The focus is now on a planned meeting between U.S. President Donald Trump and his Chinese counterpart Xi Jinping at the G20 summit in Buenos Aires between Nov. 30-Dec. 1.
Trump kept markets nervous by sending mixed signals on Thursday about the prospects for a trade deal with Xi.
"If we see a truce, the Aussie and kiwi dollar will perform exceptionally well. We see a lot of upside in crosses such as Aussie/yen which would benefit from a risk on move," said Nick Twidale, chief operation officer, Rakuten Securities.
"If tariffs on Chinese imports stay at 10 percent, the dollar is likely to weaken in a risk-on move," he said.
Trump has said he plans to significantly hike the existing 10 percent tariffs on Chinese imports by January next year, which would sharply escalate the trade war between the economic heavyweights.
China's economy is already under pressure, with a survey earlier on Friday showing its vast manufacturing sector growth stalled for the first time in over two years in November as new orders shrank.
Apart from U.S.-Sino trade talks, the markets would also be focusing on whether OPEC and Russia agree on oil production cuts next week.
A meaningful rebound in crude prices can be beneficial for commodity currencies such as the Canadian dollar
Dollar investors were also carefully watching for any changes in U.S. monetary policy.
Overnight, minutes from the Fed's Nov. 7-8 meeting indicated that another interest rate hike is warranted.

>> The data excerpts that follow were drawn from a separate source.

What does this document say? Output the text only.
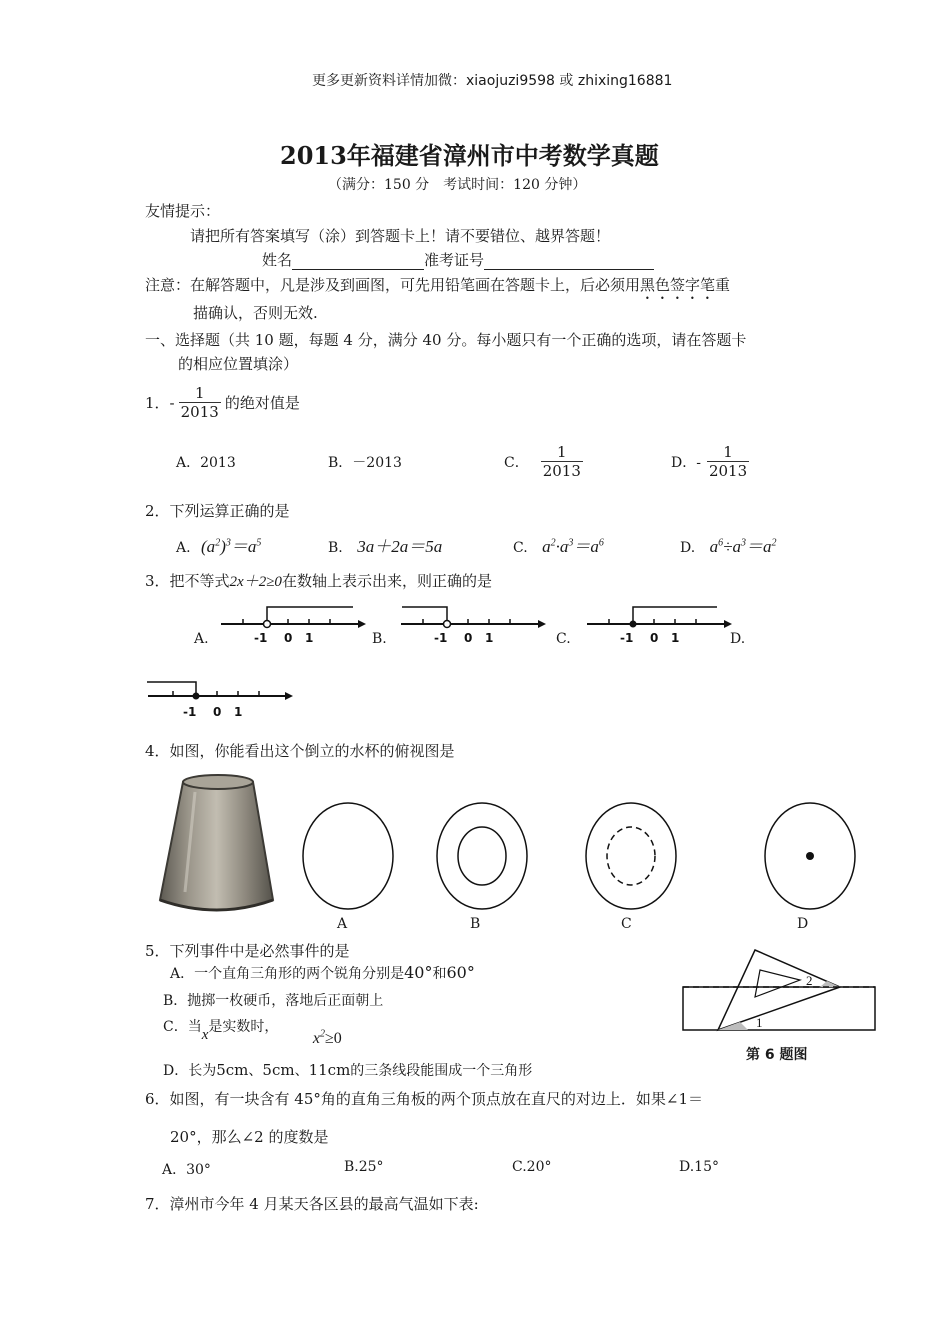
更多更新资料详情加微：xiaojuzi9598 或 zhixing16881
2013年福建省漳州市中考数学真题
（满分：150 分　考试时间：120 分钟）
友情提示：
请把所有答案填写（涂）到答题卡上！请不要错位、越界答题！
姓名	准考证号
注意：在解答题中，凡是涉及到画图，可先用铅笔画在答题卡上，后必须用黑色签字笔重
描确认，否则无效.
一、选择题（共 10 题，每题 4 分，满分 40 分。每小题只有一个正确的选项，请在答题卡
的相应位置填涂）
1．- $\frac{1}{2013}$ 的绝对值是
A．2013	B．－2013	C． $\frac{1}{2013}$	D．- $\frac{1}{2013}$
2．下列运算正确的是
A. $(a^2)^3=a^5$	B. 3a＋2a＝5a	C. $a^2\cdot a^3=a^6$	D. $a^6\div a^3=a^2$
3．把不等式2x＋2≥0在数轴上表示出来，则正确的是
A.	B.	C.	D.
-1 0 1	-1 0 1	-1 0 1
-1 0 1
4．如图，你能看出这个倒立的水杯的俯视图是
A	B	C	D
5．下列事件中是必然事件的是
A．一个直角三角形的两个锐角分别是40°和60°
B．抛掷一枚硬币，落地后正面朝上
C．当x是实数时， $x^2\ge 0$
D．长为5cm、5cm、11cm的三条线段能围成一个三角形
1
2
第 6 题图
6．如图，有一块含有 45°角的直角三角板的两个顶点放在直尺的对边上．如果∠1＝
20°，那么∠2 的度数是
A．30°	B.25°	C.20°	D.15°
7．漳州市今年 4 月某天各区县的最高气温如下表:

But Fed officials also kept the debate open on when the U.S. central bank might pause its monetary tightening and how it would relay those plans to the public.
The Fed is widely expected to raise interest rates by 25 basis points in December, which would be the fourth hike for the year.
For 2019, the market is now pricing only one rate hike, according to the CME Group’s FedWatch Tool, below Fed's projection of three increases during the year.
On Wednesday, Powell said the Fed's policy rate is now "just below" estimates of a neutral rate, which investors interpreted as a signal the Fed's three-year tightening cycle is drawing to a close.
However, some analysts think that the market may be underestimating the number of times the Fed can hike rates next year.
"We believe that Powell has not turned dovish but simply toning down his hawkish tilt. We expect a Fed hike in December and the US economy to keep performing and support another four hikes in 2019," said Philip Wee, currency strategist at DBS in a note.
The dollar weakened 0.07 percent versus the yen
The euro (EUR=) was steady at $1.1390, having risen in the last two sessions as the dollar wobbled on Powell's comments.
"No news is bad news for sterling. There's been no meaningful progress in Brexit negotiations and investors are growing impatient," said Kathy Lien, managing director of currency strategy at BK Asset Management in a note.